BY CONTRIBUTOR BRITTANY DEBEIKES
Have you ever experienced a moment in your life when you were called on to be courageous? I’m not sure I can fully answer “yes” to that question, but I would like to think that I would respond should I be called upon. It’s been hard to turn on the TV or log onto the Internet without coming across the terrible tragedy in Boston. So many conversations have been fueled by the bombing and fear is being instilled back into the American public.
I was listening to the radio in my car the day after the horrific event and much of the broadcast was focused on eyewitnesses recounting their stories. I nearly changed the channel after feeling like I couldn’t take any more of this terrible news when an everyday hero was introduced to the show. He began his story by saying that he was only blocks away from the scene of the event when he heard the boom. He then mentioned that he used to work on an oil rig where he was required to undergo CPR and trauma training, so he felt inclined to run toward the blast rather than away.

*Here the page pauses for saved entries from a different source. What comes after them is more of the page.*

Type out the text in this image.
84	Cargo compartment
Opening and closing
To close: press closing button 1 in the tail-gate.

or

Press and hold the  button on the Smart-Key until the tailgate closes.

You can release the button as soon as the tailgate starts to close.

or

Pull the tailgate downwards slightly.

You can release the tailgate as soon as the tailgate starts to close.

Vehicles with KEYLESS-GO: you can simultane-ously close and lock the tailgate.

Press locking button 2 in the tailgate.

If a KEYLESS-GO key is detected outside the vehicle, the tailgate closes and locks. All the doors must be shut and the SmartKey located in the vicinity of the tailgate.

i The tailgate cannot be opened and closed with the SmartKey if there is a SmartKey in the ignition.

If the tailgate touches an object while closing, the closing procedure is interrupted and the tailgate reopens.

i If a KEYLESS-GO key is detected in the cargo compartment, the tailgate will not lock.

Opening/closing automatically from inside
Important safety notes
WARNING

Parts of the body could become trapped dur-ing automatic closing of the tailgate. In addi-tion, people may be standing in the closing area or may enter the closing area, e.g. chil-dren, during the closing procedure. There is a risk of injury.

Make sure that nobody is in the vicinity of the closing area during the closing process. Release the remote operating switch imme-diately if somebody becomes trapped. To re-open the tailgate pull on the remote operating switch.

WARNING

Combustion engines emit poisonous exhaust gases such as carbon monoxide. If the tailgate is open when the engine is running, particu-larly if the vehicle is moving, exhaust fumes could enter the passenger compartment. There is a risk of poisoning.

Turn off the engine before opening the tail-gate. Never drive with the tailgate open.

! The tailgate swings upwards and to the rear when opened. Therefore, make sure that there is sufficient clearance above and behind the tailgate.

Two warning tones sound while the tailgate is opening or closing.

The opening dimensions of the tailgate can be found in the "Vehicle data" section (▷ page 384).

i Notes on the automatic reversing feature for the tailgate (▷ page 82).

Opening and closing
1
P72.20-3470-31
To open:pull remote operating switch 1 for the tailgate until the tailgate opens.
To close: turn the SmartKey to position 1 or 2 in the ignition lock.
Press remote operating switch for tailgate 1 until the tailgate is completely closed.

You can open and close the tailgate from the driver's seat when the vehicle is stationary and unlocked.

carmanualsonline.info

He arrived at the scene and was surrounded by victims suffering horrible injuries. There was no guarantee of the threat being over, yet he placed himself in danger for the sake of helping complete strangers. He was able to help a young girl by creating a tourniquet and then remained her partner through the disaster, helping her keep her head up and eyes open until medics arrived to take her to the hospital. The radio show host said that the girl he helped had inquired about his whereabouts to the medics stating that he saved her life.
The host then went on to ask, “What compelled you to run toward the scene and utilize your limited medical training?” The response was simple. The man said he felt an overwhelming call to be strong and replace fear with courage. He then shared that he was an unemployed Boston local and when the event happened, he knew immediately what his faith and integrity were calling on him to do. My eyes welled up with tears. I was humbled by his story and immediately thought, “I’m not sure that I would have been strong enough to show such courage in the midst of disaster.”
We don’t need a global event to call on us to be courageous. There’s opportunity in our daily lives, but it requires us to live with our eyes wide open. Courage isn’t a stand alone character trait. Rather, it is a building block set upon a foundation of humility and integrity. So this week, I challenge you to be your best self by focusing on humility, which leads to integrity and eventually courage.